En 1842, révolté par la misère du monde ouvrier (qui détermine une bonne part de son cheminement intellectuel), Karl Marx renonce à une carrière universitaire pour devenir journaliste, puis rédacteur en chef de la « Rheinische Zeitung » (« Gazette rhénane »), organe de la bourgeoisie libérale, hostile au pouvoir politique prussien. En 1843, ce journal est interdit, et Marx s’expatrie à Paris, où il fonde les « Deutsch-Französische Jahrbücher » (« Annales franco-allemandes »), qui publieront La question juive et Pour une critique de la philosophie du droit de Hegel (1844). Ces deux premiers écrits, critiques à l’égard des « Jeunes hégéliens », marquent la conversion de Marx au communisme, son adhésion à la cause de l’émancipation prolétarienne. À Paris, il rencontre Proudhon et Bakounine, les leaders du mouvement ouvrier, et surtout Friedrich Engels (1820-1895), qui sera son ami intime jusqu’à sa mort. Ils écrivent tous les deux La sainte famille (1845) et L’idéologie allemande (1845-1846, non publiée faute d’éditeur). Expulsé de France en 1845, Marx s’installe à Bruxelles, où il rédige les Thèses sur Feuerbach (1845), et en réponse à la Philosophie de la misère de Proudhon il publie en 1847 Misère de la philosophie. Fin 1847, Marx et Engels participent à Londres au deuxième Congrès de la Ligue des Communistes, récemment constituée, qui les charge de rédiger un texte programmatique. Ce sera Le Manifeste (du parti) communiste, qui paraît à la veille de la révolution de février 1848. Karl Marx soutient les insurgés, il est alors expulsé de Belgique, se rend à Paris comme invité du gouvernement provisoire, puis s’installe à Cologne où il fonde la « Neue Rheinische Zeitung » (« Nouvelle Gazette rhénane »). Accusé d’incitation à la rébellion, il est expulsé d’Allemagne, retourne en France, puis s’établit en 1849 à Londres, lieu d’exil définitif.

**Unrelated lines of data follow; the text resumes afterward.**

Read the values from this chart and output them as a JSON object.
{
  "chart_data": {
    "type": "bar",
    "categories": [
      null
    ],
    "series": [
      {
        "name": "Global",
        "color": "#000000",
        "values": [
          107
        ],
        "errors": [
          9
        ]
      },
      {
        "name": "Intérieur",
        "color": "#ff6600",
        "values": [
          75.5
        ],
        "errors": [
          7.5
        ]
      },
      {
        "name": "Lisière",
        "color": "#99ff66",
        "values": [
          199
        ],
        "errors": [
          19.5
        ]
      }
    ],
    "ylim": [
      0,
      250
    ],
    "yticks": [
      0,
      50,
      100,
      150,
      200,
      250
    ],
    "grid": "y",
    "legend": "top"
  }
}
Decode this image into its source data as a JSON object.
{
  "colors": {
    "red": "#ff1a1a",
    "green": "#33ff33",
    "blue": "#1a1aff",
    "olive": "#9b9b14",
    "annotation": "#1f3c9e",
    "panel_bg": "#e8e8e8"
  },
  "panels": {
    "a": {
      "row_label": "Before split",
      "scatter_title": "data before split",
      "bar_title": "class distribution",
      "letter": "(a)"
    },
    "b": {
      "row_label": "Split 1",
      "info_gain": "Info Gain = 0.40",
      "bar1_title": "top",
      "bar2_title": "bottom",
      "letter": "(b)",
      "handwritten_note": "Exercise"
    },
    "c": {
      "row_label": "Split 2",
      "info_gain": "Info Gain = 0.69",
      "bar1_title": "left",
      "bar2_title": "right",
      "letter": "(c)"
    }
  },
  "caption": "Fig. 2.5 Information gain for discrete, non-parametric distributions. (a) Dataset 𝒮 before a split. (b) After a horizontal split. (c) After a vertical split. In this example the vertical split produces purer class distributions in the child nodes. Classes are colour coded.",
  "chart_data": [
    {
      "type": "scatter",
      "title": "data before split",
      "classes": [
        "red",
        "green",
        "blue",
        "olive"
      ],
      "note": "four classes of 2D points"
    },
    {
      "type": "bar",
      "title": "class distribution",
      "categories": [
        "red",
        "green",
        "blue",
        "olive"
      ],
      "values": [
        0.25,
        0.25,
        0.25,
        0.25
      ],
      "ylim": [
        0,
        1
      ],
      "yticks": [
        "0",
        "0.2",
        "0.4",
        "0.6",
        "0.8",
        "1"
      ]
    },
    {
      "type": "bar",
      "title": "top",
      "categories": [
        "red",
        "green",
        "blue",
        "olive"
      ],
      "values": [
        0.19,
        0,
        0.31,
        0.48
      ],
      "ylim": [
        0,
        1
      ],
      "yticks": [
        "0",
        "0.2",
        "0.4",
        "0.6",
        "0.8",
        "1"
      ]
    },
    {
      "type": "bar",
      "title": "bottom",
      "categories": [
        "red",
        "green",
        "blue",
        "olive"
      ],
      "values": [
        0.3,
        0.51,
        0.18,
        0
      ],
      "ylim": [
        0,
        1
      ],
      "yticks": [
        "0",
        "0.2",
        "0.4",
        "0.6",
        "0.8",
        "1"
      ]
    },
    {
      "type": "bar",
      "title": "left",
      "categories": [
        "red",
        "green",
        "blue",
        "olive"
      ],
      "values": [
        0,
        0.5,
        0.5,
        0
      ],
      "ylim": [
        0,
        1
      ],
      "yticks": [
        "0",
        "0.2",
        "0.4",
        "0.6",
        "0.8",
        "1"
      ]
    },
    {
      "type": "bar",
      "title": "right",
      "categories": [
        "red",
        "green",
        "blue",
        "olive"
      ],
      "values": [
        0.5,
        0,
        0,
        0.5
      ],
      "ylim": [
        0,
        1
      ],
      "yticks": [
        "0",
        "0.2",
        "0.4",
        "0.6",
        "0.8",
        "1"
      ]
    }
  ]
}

Marx vit misérablement dans la capitale anglaise, grâce aux subsides d’Engels, fondé de pouvoir de son père dans une usine de filature de Manchester. A partir de 1850 et jusqu’à sa mort, Marx partage son temps entre le journalisme (il est correspondant de plusieurs journaux européens et américains où il signe de nombreux articles sur tous sujets de politique internationale), des recherches approfondies d’économie en vue de la publication d’une œuvre massive (ce sera Le Capital, dont le premier tome paraît en 1867, et dont Engels achèvera et publiera les tomes 2 et 3 en 1885 et 1894), et enfin l’organisation du mouvement ouvrier, divisé en tendances rivales (anarchiste, réformiste, révolutionnaire). En 1864, il crée la première Internationale (Association internationale des travailleurs). Il publie plusieurs œuvres d’analyse politique, notamment Les luttes de classes en France (1850), Le 18 Brumaire de Louis Bonaparte (1852) et La guerre civile en France (1871) consacrée à la Commune de Paris, qu’il soutient et dans laquelle il voit un embryon de la société future. Ses dernières années sont assez obscures, et il meurt dans la pauvreté en 1883.
■ Ellul lecteur de Marx
par Frédéric Rognon [1]
Jacques Ellul reconnaît explicitement sa dette intellectuelle envers trois auteurs : Søren Kierkegaard (1813-1855) Karl Marx (1818-1883) et Karl Barth (1886-1968). Si le premier est sa source fondamentale[2], et le dernier sa source théologique, Karl Marx a fortement inspiré le versant sociologique de l’œuvre de Jacques Ellul, comme il en témoigne lui-même : « Dans le domaine politique ou social, pour la compréhension des phénomènes économiques, assurément Marx a été l’éveilleur et m’a fourni un instrument »[3].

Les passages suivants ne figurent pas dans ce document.